| Directions for testing a washing machine water inlet valve.|
Before you begin to test your washer's water inlet valve, make sure you disconnect the appliance's power supply. The easiest way to do this is to unplug the unit from the wall. Alternatively, you could trip the appropriate switch in the circuit breaker panel, or you could remove the appropriate fuse from your home's fuse box.
Start this repair by locating your washer's water inlet valve. It will be at the back of the washer, and it will have water hoses hooked up to the back of it. Shut off the supply of water to your washer. Disconnect both hoses at the back of the washer. You might want to try pointing the hoses into a bucket or a sink, and then turning on the water supply again. Do this to confirm that you are receiving adequate water pressure, and that there is not some sort of blockage in the line.
Inspect the screens found inside the valve. Clean out any debris you find. You should be able to pop them out with a flat head screwdriver. Do use caution when handling the screens as they are irreplaceable.

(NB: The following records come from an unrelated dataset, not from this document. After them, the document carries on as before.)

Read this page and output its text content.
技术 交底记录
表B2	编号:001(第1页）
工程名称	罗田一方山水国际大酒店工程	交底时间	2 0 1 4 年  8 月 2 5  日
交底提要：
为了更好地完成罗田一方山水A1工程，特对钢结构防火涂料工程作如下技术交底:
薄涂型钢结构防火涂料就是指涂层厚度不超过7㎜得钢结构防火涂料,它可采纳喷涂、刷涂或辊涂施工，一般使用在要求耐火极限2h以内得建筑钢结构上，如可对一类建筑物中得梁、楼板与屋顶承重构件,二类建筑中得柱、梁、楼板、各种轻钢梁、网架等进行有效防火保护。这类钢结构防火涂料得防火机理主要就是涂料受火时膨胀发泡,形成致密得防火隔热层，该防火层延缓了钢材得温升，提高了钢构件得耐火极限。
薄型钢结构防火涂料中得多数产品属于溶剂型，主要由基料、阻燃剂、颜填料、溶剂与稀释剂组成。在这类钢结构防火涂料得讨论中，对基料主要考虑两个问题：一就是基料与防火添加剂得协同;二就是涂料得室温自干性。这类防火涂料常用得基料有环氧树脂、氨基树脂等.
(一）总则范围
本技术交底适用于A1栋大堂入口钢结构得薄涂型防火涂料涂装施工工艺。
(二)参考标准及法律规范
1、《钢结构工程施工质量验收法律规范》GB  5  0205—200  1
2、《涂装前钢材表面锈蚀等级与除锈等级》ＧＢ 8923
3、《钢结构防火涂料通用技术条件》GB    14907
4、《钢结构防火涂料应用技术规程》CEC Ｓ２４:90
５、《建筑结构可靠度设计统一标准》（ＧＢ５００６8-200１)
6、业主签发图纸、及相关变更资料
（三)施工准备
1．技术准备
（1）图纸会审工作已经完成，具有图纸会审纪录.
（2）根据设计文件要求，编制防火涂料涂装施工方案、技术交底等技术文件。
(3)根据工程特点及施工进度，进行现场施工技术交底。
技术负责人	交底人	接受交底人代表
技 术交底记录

There are two solenoids on the water valve. These solenoids are sometimes referred to as coils. There will be two wires attached to each solenoid. Be sure to label each of the wires so that you are able to properly reconnect them later. These wires are held in place with metal slip on connectors. Grasp firmly on each connector, one at a time, to disconnect the wire from the solenoid. Do not pull directly on the wire, pull from the metal connector.
Set your multitester to the ohms resistance scale X 1. Place each of the meter's probes to one terminal. Because the reading can vary from brand to brand and from model to model, there is no one reading you should receive. However, if your test produces a reading of infinity, then the solenoid is bad and the water valve should be replaced.